La comédie musicale Hamilton a débarqué sur la plateforme Disney+ après des années de représentation sur scène. © Disney+

L’époque glorieuse des comédies musicales, c’est en effet aussi l’heure de gloire de Stephen Sondheim (West Side Story, Sweeney Todd, Into the Woods), Leonard Bernstein (West Side Story), ou encore Irving Berlin (La Mélodie du bonheur, Noël blanc), dont les héritiers tels qu’Andrew Lloyd Webber (Le Fantôme de l’Opéra), Lin-Manuel Miranda (Hamilton), Stephen Schwartz (Wicked) ou le regretté Jonathan Larson (Rent) perpétuent aujourd’hui la tradition. Luc Plamondon est peut-être, côté francophonie, notre porte-étendard. Quoi qu’il en soit, qu’il s’agisse d’America, du Temps des cathédrales, des Rois du monde, ou encore de Rain on My Parade, nombre de compositions ont marqué l’histoire du genre et plus largement la pop culture.

Par ailleurs, la pop culture elle-même est devenue une source d’inspiration pour les comédies musicales. La preuve avec Mamma Mia! (1999) qui reprend les tubes d’ABBA, Billy Elliot (2000) écrite par Elton John, mais aussi avec We Will Rock You (2002) basée sur les chansons de Queen. Danny Boyle prévoit également d’adapter la franchise Matrix (1999) sur les planches dans un spectacle immersif, tandis qu’en France, La Haine (1995) pourrait bientôt avoir le droit à sa propre comédie musicale hip-hop.

La comédie musicale aujourd’hui

Trailer de la comédie musicale Mama Mia ! mise en scène à Londres. © Official London Theatre

L’impact de la pop culture est important sur le nouvel engouement que connaît aujourd’hui la comédie musicale. Bien que le genre n’ait jamais quitté les planches ou le grand écran, l’offre redevient de plus en plus conséquente. À travers les sonorités, les costumes ou les décors, les spectacles cultivent à dessein une certaine nostalgie, souvent tirée des années 1950-1960.

On le voit dans des créations originales comme La La Land, mais aussi avec le retour de pièces emblématiques au théâtre ou au cinéma. On pense ainsi au remake de West Side Story (2021) par Steven Spielberg, ainsi qu’à Funny Girl. Mise en scène en 1964 avec Barbra Streisand, cette production connaît aujourd’hui une nouvelle jeunesse grâce à Lea Michele. D’où l’on Vient (2005) écrite par Lin-Manuel Miranda a bénéficié d’une première adaptation cinématographique en 2021, tandis que Cabaret connaît une nouvelle vie sur les planches du Lido 2 Paris.
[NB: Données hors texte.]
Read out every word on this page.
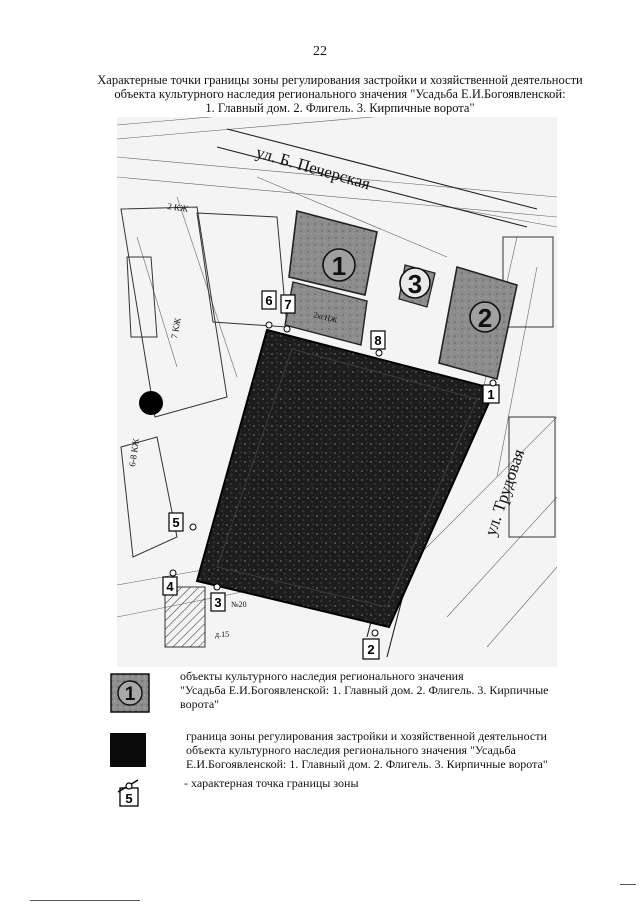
22
Характерные точки границы зоны регулирования застройки и хозяйственной деятельности
объекта культурного наследия регионального значения "Усадьба Е.И.Богоявленской:
1. Главный дом. 2. Флигель. 3. Кирпичные ворота"
1
2
3
ул. Б. Печерская
ул. Трудовая
2 КЖ
7 КЖ
6-8 КЖ
2ксНЖ
д.15
№20
1
2
3
4
5
6 7
8
1
объекты культурного наследия регионального значения
"Усадьба Е.И.Богоявленской: 1. Главный дом. 2. Флигель. 3. Кирпичные
ворота"
граница зоны регулирования застройки и хозяйственной деятельности
объекта культурного наследия регионального значения "Усадьба
Е.И.Богоявленской: 1. Главный дом. 2. Флигель. 3. Кирпичные ворота"
5
- характерная точка границы зоны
Les comédies musicales ne sont plus simplement un genre à part entière appartenant au théâtre et au cinéma, elles investissent également les séries grâce à des épisodes musicaux. On a pu le voir dans l’épisode « Suits » de la série How I Met Your Mother (2010) ou plus récemment dans Umbrella Academy. De surcroît, l’idéalisation des comédies musicales par des personnages de fiction est devenue un ressort scénaristique dans les show télévisés. C’était le cas dans Glee (2009-2015), à travers Rachel Berry (Lea Michele), mais aussi dans la série Unbreakable Kimmy Schmidt (2015-2019) avec Titus.
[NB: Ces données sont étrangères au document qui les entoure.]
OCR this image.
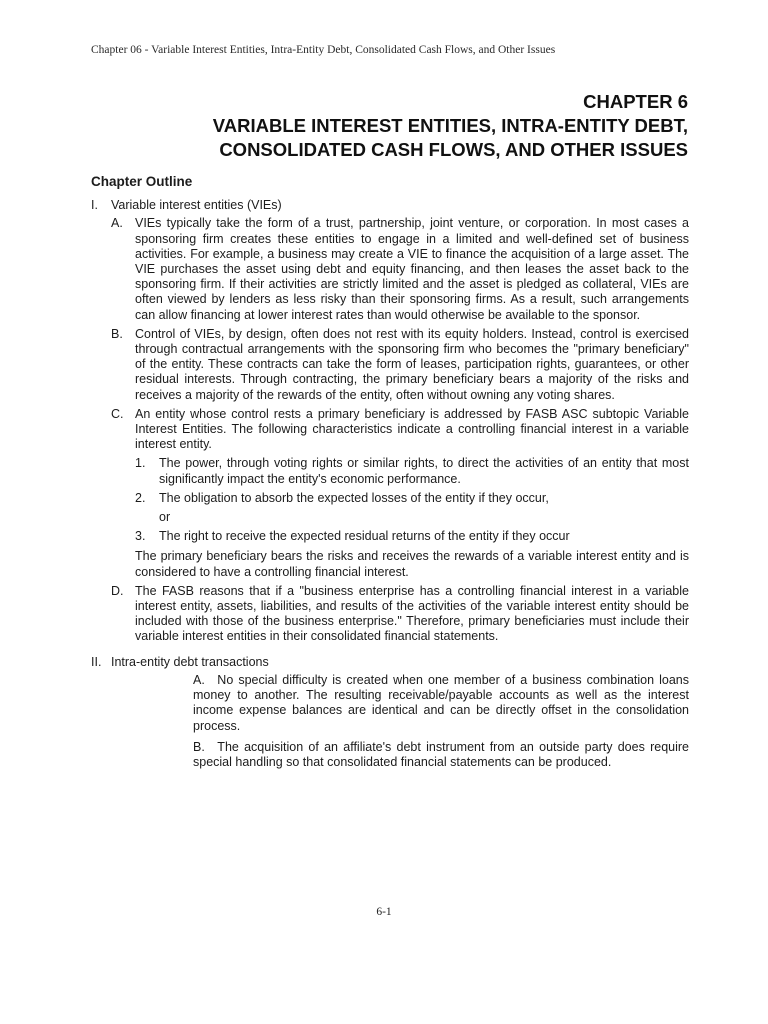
Chapter 06 - Variable Interest Entities, Intra-Entity Debt, Consolidated Cash Flows, and Other Issues
CHAPTER 6
VARIABLE INTEREST ENTITIES, INTRA-ENTITY DEBT,
CONSOLIDATED CASH FLOWS, AND OTHER ISSUES
Chapter Outline
I. Variable interest entities (VIEs)
A. VIEs typically take the form of a trust, partnership, joint venture, or corporation. In most cases a sponsoring firm creates these entities to engage in a limited and well-defined set of business activities. For example, a business may create a VIE to finance the acquisition of a large asset. The VIE purchases the asset using debt and equity financing, and then leases the asset back to the sponsoring firm. If their activities are strictly limited and the asset is pledged as collateral, VIEs are often viewed by lenders as less risky than their sponsoring firms. As a result, such arrangements can allow financing at lower interest rates than would otherwise be available to the sponsor.
B. Control of VIEs, by design, often does not rest with its equity holders. Instead, control is exercised through contractual arrangements with the sponsoring firm who becomes the "primary beneficiary" of the entity. These contracts can take the form of leases, participation rights, guarantees, or other residual interests. Through contracting, the primary beneficiary bears a majority of the risks and receives a majority of the rewards of the entity, often without owning any voting shares.
C. An entity whose control rests a primary beneficiary is addressed by FASB ASC subtopic Variable Interest Entities. The following characteristics indicate a controlling financial interest in a variable interest entity.
1. The power, through voting rights or similar rights, to direct the activities of an entity that most significantly impact the entity's economic performance.
2. The obligation to absorb the expected losses of the entity if they occur,
or
3. The right to receive the expected residual returns of the entity if they occur
The primary beneficiary bears the risks and receives the rewards of a variable interest entity and is considered to have a controlling financial interest.
D. The FASB reasons that if a "business enterprise has a controlling financial interest in a variable interest entity, assets, liabilities, and results of the activities of the variable interest entity should be included with those of the business enterprise." Therefore, primary beneficiaries must include their variable interest entities in their consolidated financial statements.
II. Intra-entity debt transactions
A. No special difficulty is created when one member of a business combination loans money to another. The resulting receivable/payable accounts as well as the interest income expense balances are identical and can be directly offset in the consolidation process.
B. The acquisition of an affiliate's debt instrument from an outside party does require special handling so that consolidated financial statements can be produced.
6-1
https://www.youtube.com/watch?v=W0ULgXjo4Yo
Rachel Berry (Lea Michele) interprétant Don’t Rain on my Parade dans la série Glee. © 20th Century Fox Television

On assiste donc à un véritable retour en force du genre. Bien que cela ne garantisse pas un succès immédiat, en témoigne le bide de Cats en 2019 – un naufrage qui restera sûrement dans les annales de la pop culture –, la fraîcheur avec laquelle le théâtre, le cinéma et même les séries appréhendent la comédie musicale aujourd’hui participe à en faire un objet de divertissement captivant. Sa fantaisie, sa visée narrative, mais aussi son propos parfois politique ont permis de cultiver sur des décennies l‘amour intarissable du public pour le genre. Le mysticisme de Broadway, l’ambivalence entre tradition théâtrale et modernité scénique ou encore la nostalgie… Tous ces aspects participent finalement à construire une fascination presque éternelle.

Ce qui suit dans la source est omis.